Monster Obama is shorthand for the GOP, and the perfect dog
whistle for the base. They love sticking pins into their Obama Voodoo Doll. It was just this past week that Kansas (the entire state) agree to look past Obama's parentage and let him on the ballot. But Monster Obama
has led to laziness in thinking, including in the Romney campaign, which sees
it as the Occam’s Razor to all challenges.

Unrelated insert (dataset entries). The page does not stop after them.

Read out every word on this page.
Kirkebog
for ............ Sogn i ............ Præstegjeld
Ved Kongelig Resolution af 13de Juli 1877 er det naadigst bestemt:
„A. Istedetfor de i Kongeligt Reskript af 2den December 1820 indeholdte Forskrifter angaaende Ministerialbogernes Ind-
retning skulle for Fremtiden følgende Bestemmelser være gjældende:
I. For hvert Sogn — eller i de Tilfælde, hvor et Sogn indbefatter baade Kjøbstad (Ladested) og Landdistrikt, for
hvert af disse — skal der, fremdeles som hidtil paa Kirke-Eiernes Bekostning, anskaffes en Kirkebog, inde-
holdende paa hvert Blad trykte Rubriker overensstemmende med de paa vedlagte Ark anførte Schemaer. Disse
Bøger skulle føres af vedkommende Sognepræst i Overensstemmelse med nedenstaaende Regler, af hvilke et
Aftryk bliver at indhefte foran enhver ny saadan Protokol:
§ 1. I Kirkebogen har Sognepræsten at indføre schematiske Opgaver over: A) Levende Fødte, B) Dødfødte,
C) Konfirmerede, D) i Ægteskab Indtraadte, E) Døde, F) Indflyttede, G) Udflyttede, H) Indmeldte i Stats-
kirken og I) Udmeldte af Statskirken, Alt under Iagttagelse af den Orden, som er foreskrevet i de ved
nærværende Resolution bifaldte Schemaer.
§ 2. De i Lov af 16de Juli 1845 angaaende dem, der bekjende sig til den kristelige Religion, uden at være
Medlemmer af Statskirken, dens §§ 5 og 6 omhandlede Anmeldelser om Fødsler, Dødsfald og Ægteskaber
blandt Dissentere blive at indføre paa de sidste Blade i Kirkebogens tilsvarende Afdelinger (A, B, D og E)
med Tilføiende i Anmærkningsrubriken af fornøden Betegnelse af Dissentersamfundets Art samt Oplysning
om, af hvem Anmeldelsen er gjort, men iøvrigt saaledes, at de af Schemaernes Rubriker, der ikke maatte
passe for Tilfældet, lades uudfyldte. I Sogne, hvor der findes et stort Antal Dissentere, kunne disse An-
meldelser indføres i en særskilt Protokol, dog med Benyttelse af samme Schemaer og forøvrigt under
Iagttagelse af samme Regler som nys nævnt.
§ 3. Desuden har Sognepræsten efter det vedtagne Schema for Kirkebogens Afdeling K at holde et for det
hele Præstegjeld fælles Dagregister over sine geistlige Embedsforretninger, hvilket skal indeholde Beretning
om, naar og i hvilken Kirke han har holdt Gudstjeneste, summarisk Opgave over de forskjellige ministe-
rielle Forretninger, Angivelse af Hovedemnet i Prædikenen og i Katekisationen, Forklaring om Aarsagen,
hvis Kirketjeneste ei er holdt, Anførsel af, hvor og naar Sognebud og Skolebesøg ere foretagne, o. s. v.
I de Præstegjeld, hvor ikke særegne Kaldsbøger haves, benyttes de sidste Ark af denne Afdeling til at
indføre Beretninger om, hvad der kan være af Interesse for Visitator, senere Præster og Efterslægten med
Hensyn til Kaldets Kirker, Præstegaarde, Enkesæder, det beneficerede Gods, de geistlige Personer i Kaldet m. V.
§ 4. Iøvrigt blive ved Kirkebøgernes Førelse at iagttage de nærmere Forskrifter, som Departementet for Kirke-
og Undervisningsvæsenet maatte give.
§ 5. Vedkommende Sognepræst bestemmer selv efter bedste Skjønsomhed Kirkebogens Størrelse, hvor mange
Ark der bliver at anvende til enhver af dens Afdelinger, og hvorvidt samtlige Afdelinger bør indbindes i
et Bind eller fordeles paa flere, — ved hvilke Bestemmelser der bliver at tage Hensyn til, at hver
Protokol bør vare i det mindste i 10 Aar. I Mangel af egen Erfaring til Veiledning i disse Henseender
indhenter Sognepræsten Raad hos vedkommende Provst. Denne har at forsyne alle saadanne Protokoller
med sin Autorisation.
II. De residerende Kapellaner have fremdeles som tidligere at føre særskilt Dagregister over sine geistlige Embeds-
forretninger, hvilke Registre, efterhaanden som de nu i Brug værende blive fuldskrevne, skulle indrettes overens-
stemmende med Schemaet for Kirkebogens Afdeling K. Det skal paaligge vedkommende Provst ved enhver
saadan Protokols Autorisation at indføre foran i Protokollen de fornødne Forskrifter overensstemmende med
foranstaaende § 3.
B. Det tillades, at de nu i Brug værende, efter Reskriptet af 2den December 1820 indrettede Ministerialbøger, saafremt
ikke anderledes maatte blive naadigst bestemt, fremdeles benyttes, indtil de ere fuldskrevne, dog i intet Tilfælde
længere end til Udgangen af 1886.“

Obama is always wrong, and he’s a Monster to boot.
So, what’s not working?
Well, not everyone hears the dog-whistle. There are a lot of voters out there who
haven’t made up their minds yet, but don’t buy the Monster label. They see Obama as flawed and as his record as
mixed, just not a Monster. So, seeking
better, they ask themselves two simple questions of Romney. What kind of person is he, and what are his
plans for them and the country?
That’s where Mitt runs into trouble. He doesn’t want to
disclose his plans, and Ryan is under similar constraints. He’s clearly concerned that the details might
be unpopular with many of those he hopes to convince. And, as to his feelings towards the general
electorate, well, earlier this week a video surfaced of a Romney fundraiser with
private equity types in which he tells his listeners that Obama supporters are
“the 47 percent…who are dependent on government, who believe they are victims, who believe that they are entitled to health
care, to food, to housing, to you name it.”
Ouch. 47% of us are moochers. That’s a lot of contempt for
one Presidential candidate.
And, did I mention that Obama is a Monster? If not, I'm sure it will come up again.